Я старался не зыркать по сторонам в поисках подвоха и вести себя максимально естественно. Не уверен, что это получалось. Я сделал широкий круг по офису, чтобы достичь пожарной лестницы, подниматься к Шацкому на лифте – означало пройти через зону ресепшен, где мне пришлось бы встретиться с секретарем. Вскоре я подошел к выходу, приложил ключ-карту и уже через секунду оказался на лестничной клетке, где стояла урна и стойко пахло табаком – здесь было место для курения. Хвала небесам, в этот момент тут никого не оказалось, и я смог, наконец, остаться один.
Сделав несколько шагов вверх по лестнице, я остановился у окна. Из нашего бизнес-центра, где редакция занимала три этажа, открывался неплохой вид на Москву. Излучина Яузы с красивой каменной набережной, по которой катили автомобили. Арки двух мостов, которые виднелись в перспективе, старинные особняки и отражавшие небо стеклянные новострои. С погодой только немного не повезло. Собиравшийся с утра дождь уже начал накрапывать, но мне нравилась такая погода. Как-то один мой товарищ сказал, что любит дождь потому, что, когда он идет, а ты работаешь, нет ощущения, что жизнь проходит мимо тебя.

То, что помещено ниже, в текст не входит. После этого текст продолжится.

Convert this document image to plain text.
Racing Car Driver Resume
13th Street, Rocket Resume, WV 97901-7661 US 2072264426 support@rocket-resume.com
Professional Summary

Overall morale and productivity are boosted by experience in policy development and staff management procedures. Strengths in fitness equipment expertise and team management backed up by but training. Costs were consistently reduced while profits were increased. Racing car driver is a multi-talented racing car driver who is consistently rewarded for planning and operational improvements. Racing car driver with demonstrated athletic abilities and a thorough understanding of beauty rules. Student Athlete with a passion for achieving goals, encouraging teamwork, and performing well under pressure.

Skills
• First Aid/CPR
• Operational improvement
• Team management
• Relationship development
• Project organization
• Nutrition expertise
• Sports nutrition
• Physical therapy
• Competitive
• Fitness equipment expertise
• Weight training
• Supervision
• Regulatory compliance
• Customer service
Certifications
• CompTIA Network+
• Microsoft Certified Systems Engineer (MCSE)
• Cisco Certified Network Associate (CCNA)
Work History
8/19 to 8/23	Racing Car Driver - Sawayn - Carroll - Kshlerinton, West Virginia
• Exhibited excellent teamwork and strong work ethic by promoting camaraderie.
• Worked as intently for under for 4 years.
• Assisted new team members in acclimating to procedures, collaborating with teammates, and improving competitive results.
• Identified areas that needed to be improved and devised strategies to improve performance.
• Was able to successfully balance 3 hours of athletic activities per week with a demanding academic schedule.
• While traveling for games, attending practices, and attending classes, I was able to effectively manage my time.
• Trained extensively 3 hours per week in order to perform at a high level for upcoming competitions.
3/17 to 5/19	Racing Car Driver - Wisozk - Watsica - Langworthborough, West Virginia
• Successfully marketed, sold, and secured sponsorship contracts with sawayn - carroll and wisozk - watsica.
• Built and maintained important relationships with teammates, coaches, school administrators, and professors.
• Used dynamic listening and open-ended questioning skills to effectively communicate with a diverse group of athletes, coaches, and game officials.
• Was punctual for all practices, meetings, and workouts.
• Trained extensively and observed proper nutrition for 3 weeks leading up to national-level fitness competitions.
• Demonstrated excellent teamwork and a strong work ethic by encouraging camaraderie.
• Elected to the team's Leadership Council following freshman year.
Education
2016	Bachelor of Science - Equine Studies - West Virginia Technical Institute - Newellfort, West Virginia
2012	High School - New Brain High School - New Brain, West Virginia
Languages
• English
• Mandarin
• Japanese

Задержавшись на несколько секунд, я двинулся вверх, миновал этаж бухгалтерии и коммерсантов и вышел на этаже руководства. Здесь были кабинеты Курыгина, других замов Шацкого и, конечно, самого Пал Палыча – огромное пространство с панорамными окнами и потрясающим видом на исторический центр. В последние недели я задумывался, что скоро где-то здесь появится кабинет и у меня. И не будет этих стеклянных стен, тонких перегородок и вечно снующих туда-сюда людей. Коридор с красной ковровой дорожкой, на стенах – подсвеченные мягким теплым светом фотографии известных людей, которые были в разное время гостями редакции. Великие спортсмены, артисты, президенты… Беззвучно ступая по плотному ворсу, я словно двигался по аллее славы российской журналистики. Вдыхая кондиционированный воздух, я буквально ощущал силу четвертой власти.